Шапрон, насколько догадался Малярийкин, был не просто одним из лидеров местных «КТО». Но и крупной фигурой в криминалитете. Причем во всем смысловом многообразии этого емкого слова внутри богатого контекста уголовной реальности новой Сибири. А контекст был простой. Бандиты рулили бизнесом. Бандиты рулили политикой. Говоря проще – бандиты рулили всем. Все, чем бандиты не рулили, было очерчено границами местных кладбищ и богаделен.
В общем, Малярийкин быстренько навел справки и без труда выяснил, что пресловутый «товарищ Шапронов» пользовался нешуточным авторитетом не только в районных бандах, но и в кабинетах ВТЭК. Это говорило о многом.

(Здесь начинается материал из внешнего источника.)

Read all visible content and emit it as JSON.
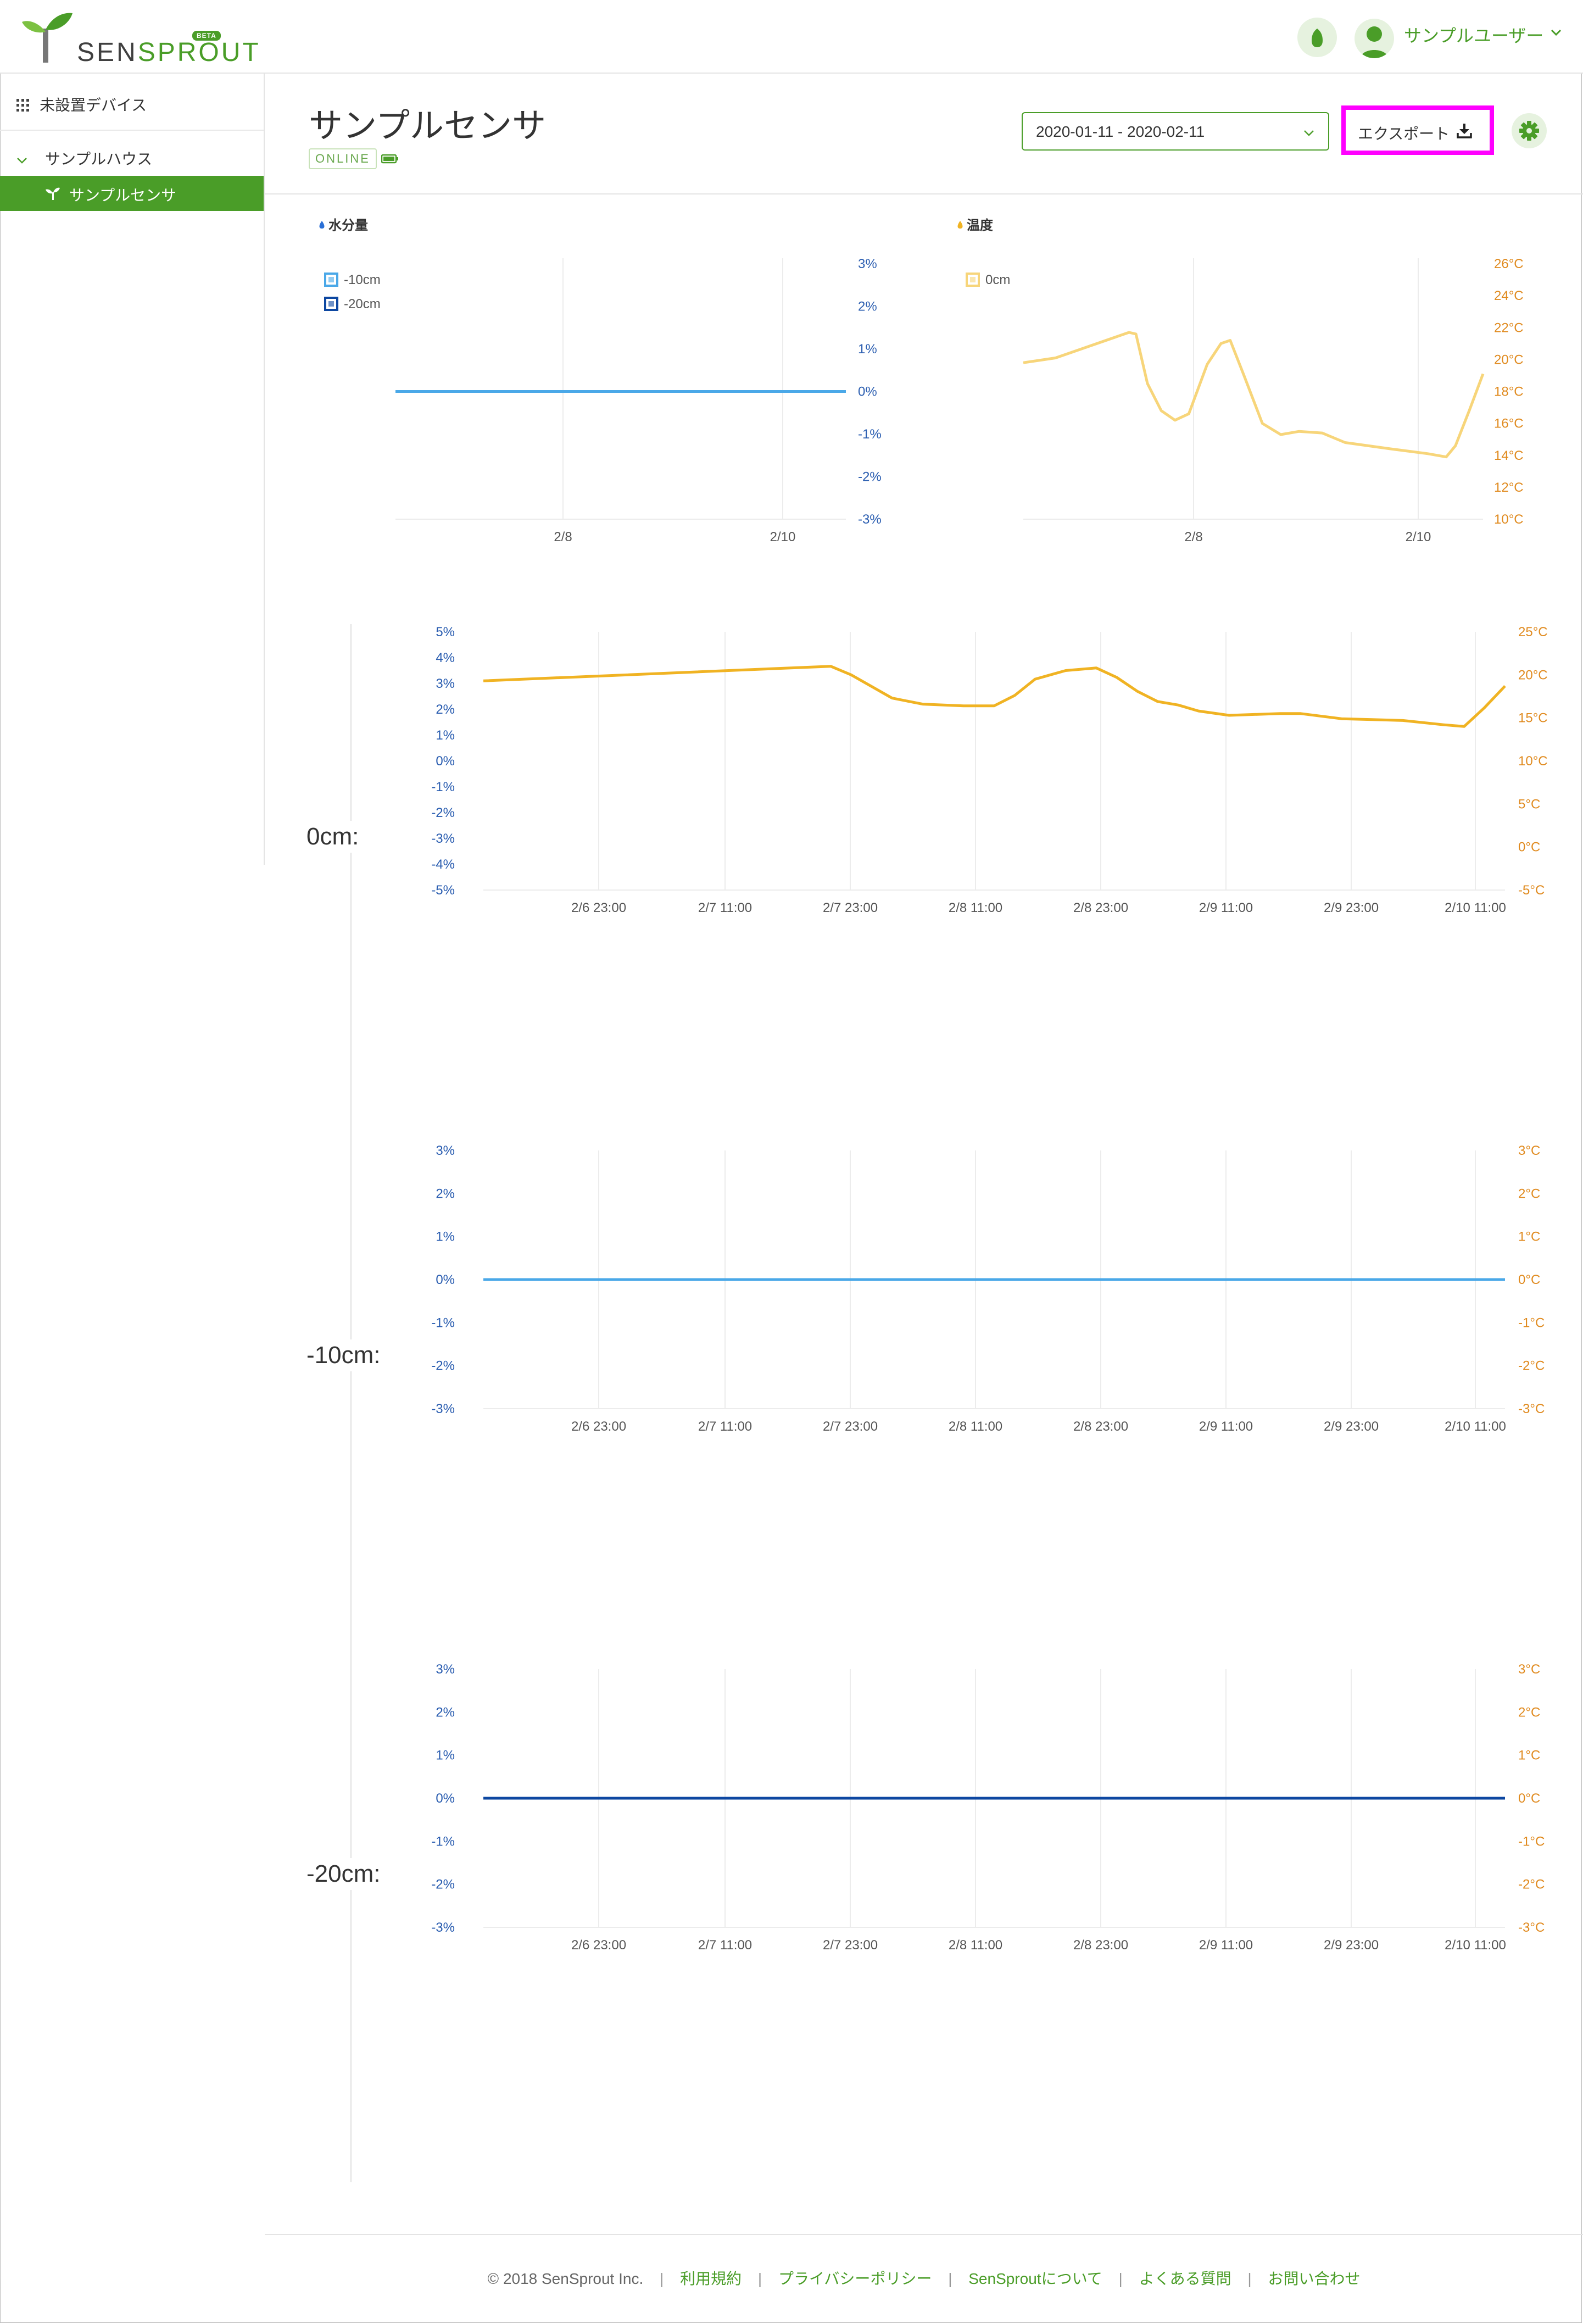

Сам Шапрон проживал в Скайбоксе – центральном районе разрушенного Новосибирска, расположенном на месте одного из старых пригородов. Новосибирск после Войны-Смерть представлял собой гигантский конгломерат сёл и деревень. По внешнему облику вполне современных – с руинированными небоскребами и многочисленными плазменными брэнд-мауэрами на стенах зданий, – но именно сёл и деревушек. С ничтожным количеством жителей. С ничтожным количеством предприятий и магазинов. Без власти. Почти без полиции. Доверху переполненных «гангстерским» (слово-то какое – импортное!) беспределом.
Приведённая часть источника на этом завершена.